I agree that seems likely but it is the only contact page and on a relatively new site. Granted the Hash example in not present but the current filters are:
<?php if ($_SERVER["REQUEST_METHOD"] == "POST" && isset($_SESSION['loadCount'])) {
// post and session set from home page so do check
$emailCheck = substr($_POST['email'], -8);
if ($emailCheck != "@mail.ru") {
?>
<?php
// honeypot - actual is "comment" (no s).
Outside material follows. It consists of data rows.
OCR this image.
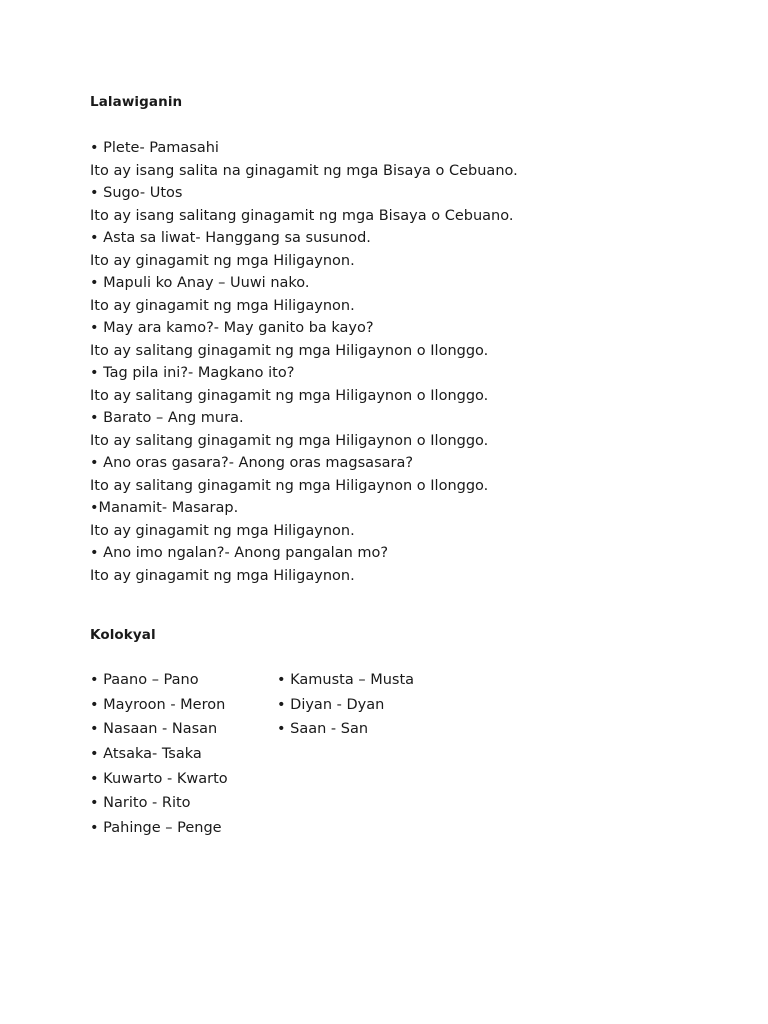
Lalawiganin
• Plete- Pamasahi
Ito ay isang salita na ginagamit ng mga Bisaya o Cebuano.
• Sugo- Utos
Ito ay isang salitang ginagamit ng mga Bisaya o Cebuano.
• Asta sa liwat- Hanggang sa susunod.
Ito ay ginagamit ng mga Hiligaynon.
• Mapuli ko Anay – Uuwi nako.
Ito ay ginagamit ng mga Hiligaynon.
• May ara kamo?- May ganito ba kayo?
Ito ay salitang ginagamit ng mga Hiligaynon o Ilonggo.
• Tag pila ini?- Magkano ito?
Ito ay salitang ginagamit ng mga Hiligaynon o Ilonggo.
• Barato – Ang mura.
Ito ay salitang ginagamit ng mga Hiligaynon o Ilonggo.
• Ano oras gasara?- Anong oras magsasara?
Ito ay salitang ginagamit ng mga Hiligaynon o Ilonggo.
•Manamit- Masarap.
Ito ay ginagamit ng mga Hiligaynon.
• Ano imo ngalan?- Anong pangalan mo?
Ito ay ginagamit ng mga Hiligaynon.
Kolokyal
• Paano – Pano
• Mayroon - Meron
• Nasaan - Nasan
• Atsaka- Tsaka
• Kuwarto - Kwarto
• Narito - Rito
• Pahinge – Penge
• Kamusta – Musta
• Diyan - Dyan
• Saan - San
if($_POST['comments'] =='' ) { ?>
<?php if ($_POST["Topic"] == 1) { ?>
<?php
if ($_SERVER["REQUEST_METHOD"] == "POST") { //WA Universal Email
$_SESSION['loadCount'] is set on the home page only (though I will likely remove this as it too broad and we do expect people to come to the site from other landing pages).
The @mail.ru does work but is not the only source of fake posts
Honeypot fails
and the pages form is wrapped in a Google reCaptcha
I've gotten to the point of only allowing the email aspect to send if the SelectList choice is #1 since their pattern of posts targets selections value >1
Yet as seen in the attached screen today we received another post (but it was not emailed to the Customer or myself) which also allows us to confirm the page being targetted.